Kemenangan tipis 2-1 atas Napoli di Stadio Maradona, Minggu (25/8), bukan sekadar tiga poin bagi Como. Lebih dari itu, ini adalah penaklukan pertama pelatih Cesc Fabregas atas Massimiliano Allegri, sosok yang musim lalu kerap menjadi mimpi buruknya di Serie A. Fabregas pun tak menyembunyikan kebanggaannya, sambil melontarkan pujian khusus untuk gelandang anyarnya, Luis Milla.
Musim lalu, Como dua kali bersua AC Milan dan selalu pulang dengan tangan hampa: sekali kalah dan sekali imbang. Bahkan, pada laga kedua di San Siro, Fabregas sempat terlibat adu mulut dengan Allegri. Kini, kemenangan atas Napoli yang diasuh Allegri terasa begitu manis. Gol dari Martin Baturina dan Anastasios Douvikas memastikan tiga poin, sekaligus menjadi pembuktian bahwa Como telah belajar dari kesalahan.
“Saya belajar banyak dari pertandingan terakhir melawan Milan,” ujar Fabregas kepada DAZN, seperti dikutip Football-Italia. “Hari ini kami mampu membaca permainan dengan baik. Babak pertama kami tampil sangat solid; di babak kedua, kami sadar sedang menghadapi pemain-pemain kelas dunia, tapi kami bertahan. Kualitas pemain pengganti mereka membuat saya mengira mereka punya lebih banyak pergantian. Sekarang rasanya seperti berada di sauna.”
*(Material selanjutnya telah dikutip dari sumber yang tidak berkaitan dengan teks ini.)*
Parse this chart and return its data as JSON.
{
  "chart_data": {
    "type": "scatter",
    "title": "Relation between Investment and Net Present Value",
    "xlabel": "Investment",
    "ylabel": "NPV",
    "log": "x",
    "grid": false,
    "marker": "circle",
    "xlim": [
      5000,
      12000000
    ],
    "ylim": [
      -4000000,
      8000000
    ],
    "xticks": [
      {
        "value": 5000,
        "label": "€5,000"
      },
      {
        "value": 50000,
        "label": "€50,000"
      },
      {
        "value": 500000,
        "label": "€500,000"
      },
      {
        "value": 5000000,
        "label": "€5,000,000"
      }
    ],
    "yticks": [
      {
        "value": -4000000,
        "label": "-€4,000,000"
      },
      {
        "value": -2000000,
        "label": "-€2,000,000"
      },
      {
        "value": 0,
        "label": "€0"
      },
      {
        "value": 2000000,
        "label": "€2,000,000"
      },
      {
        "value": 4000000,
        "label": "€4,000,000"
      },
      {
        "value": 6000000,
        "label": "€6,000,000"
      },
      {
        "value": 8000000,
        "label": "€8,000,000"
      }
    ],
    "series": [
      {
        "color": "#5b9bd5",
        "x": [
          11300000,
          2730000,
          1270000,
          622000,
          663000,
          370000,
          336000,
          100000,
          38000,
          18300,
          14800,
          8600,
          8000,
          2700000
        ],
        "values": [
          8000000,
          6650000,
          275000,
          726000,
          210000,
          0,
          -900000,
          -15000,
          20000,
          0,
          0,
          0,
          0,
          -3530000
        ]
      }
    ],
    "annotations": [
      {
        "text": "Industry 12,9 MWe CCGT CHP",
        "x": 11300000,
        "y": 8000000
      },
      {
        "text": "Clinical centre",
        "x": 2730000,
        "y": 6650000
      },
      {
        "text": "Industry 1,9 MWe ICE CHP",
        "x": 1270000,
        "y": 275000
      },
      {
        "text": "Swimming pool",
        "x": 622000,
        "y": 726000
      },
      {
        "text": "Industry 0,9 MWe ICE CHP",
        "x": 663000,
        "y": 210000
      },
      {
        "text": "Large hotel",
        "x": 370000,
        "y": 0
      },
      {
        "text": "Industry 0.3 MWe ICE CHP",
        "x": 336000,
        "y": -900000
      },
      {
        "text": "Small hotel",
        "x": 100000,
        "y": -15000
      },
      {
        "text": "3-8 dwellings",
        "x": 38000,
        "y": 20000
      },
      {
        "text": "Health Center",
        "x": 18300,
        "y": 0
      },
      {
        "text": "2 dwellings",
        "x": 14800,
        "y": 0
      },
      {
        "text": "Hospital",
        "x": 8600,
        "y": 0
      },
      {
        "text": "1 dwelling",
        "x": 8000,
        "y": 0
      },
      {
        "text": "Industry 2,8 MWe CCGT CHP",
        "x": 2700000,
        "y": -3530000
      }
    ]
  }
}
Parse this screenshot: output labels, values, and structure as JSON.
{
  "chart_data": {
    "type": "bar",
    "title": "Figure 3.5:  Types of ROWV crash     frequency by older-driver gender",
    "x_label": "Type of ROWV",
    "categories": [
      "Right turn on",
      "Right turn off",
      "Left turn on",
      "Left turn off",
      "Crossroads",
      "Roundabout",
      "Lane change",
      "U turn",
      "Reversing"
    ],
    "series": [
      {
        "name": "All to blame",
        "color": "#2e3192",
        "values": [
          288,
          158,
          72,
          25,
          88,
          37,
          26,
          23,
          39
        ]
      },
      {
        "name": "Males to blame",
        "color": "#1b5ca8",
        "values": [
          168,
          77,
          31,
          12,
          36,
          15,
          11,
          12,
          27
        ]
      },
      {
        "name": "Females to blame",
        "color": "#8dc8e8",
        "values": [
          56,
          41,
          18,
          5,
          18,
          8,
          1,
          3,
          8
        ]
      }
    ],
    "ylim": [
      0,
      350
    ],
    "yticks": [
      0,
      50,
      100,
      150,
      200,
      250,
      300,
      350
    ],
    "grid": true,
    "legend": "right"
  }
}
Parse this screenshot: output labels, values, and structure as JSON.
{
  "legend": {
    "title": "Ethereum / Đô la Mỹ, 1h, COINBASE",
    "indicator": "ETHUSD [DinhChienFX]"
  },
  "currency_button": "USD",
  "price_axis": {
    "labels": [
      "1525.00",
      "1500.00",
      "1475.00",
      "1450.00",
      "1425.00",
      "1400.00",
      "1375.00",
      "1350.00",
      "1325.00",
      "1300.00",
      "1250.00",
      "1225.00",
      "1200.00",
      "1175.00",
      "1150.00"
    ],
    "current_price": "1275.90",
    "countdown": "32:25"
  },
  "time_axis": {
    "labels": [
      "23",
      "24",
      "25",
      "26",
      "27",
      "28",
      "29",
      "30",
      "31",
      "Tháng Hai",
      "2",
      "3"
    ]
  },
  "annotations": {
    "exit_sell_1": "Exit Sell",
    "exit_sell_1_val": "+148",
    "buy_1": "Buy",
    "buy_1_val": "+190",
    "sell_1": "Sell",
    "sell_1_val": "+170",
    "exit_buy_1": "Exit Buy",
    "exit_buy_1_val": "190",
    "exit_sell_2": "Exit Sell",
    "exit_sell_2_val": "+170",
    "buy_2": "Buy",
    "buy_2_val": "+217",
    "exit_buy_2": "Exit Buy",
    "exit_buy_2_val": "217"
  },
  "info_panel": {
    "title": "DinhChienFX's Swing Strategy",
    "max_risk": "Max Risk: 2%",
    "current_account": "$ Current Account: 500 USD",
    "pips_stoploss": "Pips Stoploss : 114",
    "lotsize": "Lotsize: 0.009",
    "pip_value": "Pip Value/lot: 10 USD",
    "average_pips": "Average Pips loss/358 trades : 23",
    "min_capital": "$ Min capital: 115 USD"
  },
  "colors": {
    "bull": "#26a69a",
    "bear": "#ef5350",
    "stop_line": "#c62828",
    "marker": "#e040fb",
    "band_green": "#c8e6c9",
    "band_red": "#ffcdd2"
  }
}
Di tengah euforia kemenangan, Fabregas menyempatkan diri memuji Luis Milla. Gelandang berusia 31 tahun itu tampil sebagai starter untuk kedua kalinya beruntun, dan pelatih asal Spanyol itu menilai kualitasnya kerap terabaikan di negara asalnya. “Milla sangat diremehkan di Spanyol, tapi itu wajar. Ada begitu banyak pemain hebat sehingga kita cenderung melupakan yang lain, yang bukan Pedri atau Rodri,” kata Fabregas.
“Saya sudah mengikutinya sejak lama. Kariernya terus menanjak, dan sekarang waktunya dia bermain di Liga Champions. Kami memang mencoba membawa pemain muda ke sini, tapi saya senang untuknya dan banyak pemain lain.” Pujian ini menegaskan bahwa Milla bukan sekadar pelengkap, melainkan bagian penting dari rencana jangka panjang Como.
Namun, di balik kebahagiaan itu, Fabregas juga menyimpan pekerjaan rumah. Douvikas, yang menjadi top skor Como musim lalu, sudah mencetak gol di dua laga pembuka, tetapi ia tak bisa dimainkan di semua kompetisi. “Saya jelas berharap ada striker. Douvikas tidak bisa bermain di Serie A, Coppa Italia, dan Liga Champions sekaligus,” aku Fabregas. “Musim lalu kami kesulitan dengan Morata yang cedera tiga bulan. Ingat, kami sering bermain dengan false nine. Bermain setiap tiga hari di level ini tidak mudah.”
Como kabarnya tengah bernegosiasi dengan Fiorentina untuk mendatangkan Moise Kean. Jika kesepakatan tercapai, lini serang Como akan semakin tajam. Namun, hingga bursa transfer ditutup, Fabregas harus pandai-pandai merotasi pemain agar performa tim tetap konsisten.
Bagi pengamat sepak bola Indonesia, kisah Como ini menarik untuk disimak. Bagaimana tidak, klub yang baru promosi ke Serie A ini berani bermimpi besar dengan merekrut pemain-pemain berpengalaman dan melatih mereka dengan filosofi yang jelas. Keberanian Fabregas memadukan pemain muda dan senior seperti Milla bisa menjadi pelajaran bagi klub-klub Indonesia yang sedang membangun skuad jangka panjang.
Pertanyaannya, akankah Como mampu mempertahankan performa ini hingga akhir musim? Dengan jadwal padat dan persaingan ketat di Serie A, konsistensi menjadi kunci. Fabregas tampaknya sadar betul akan tantangan itu, dan ia tengah menyiapkan segala sesuatunya dengan matang.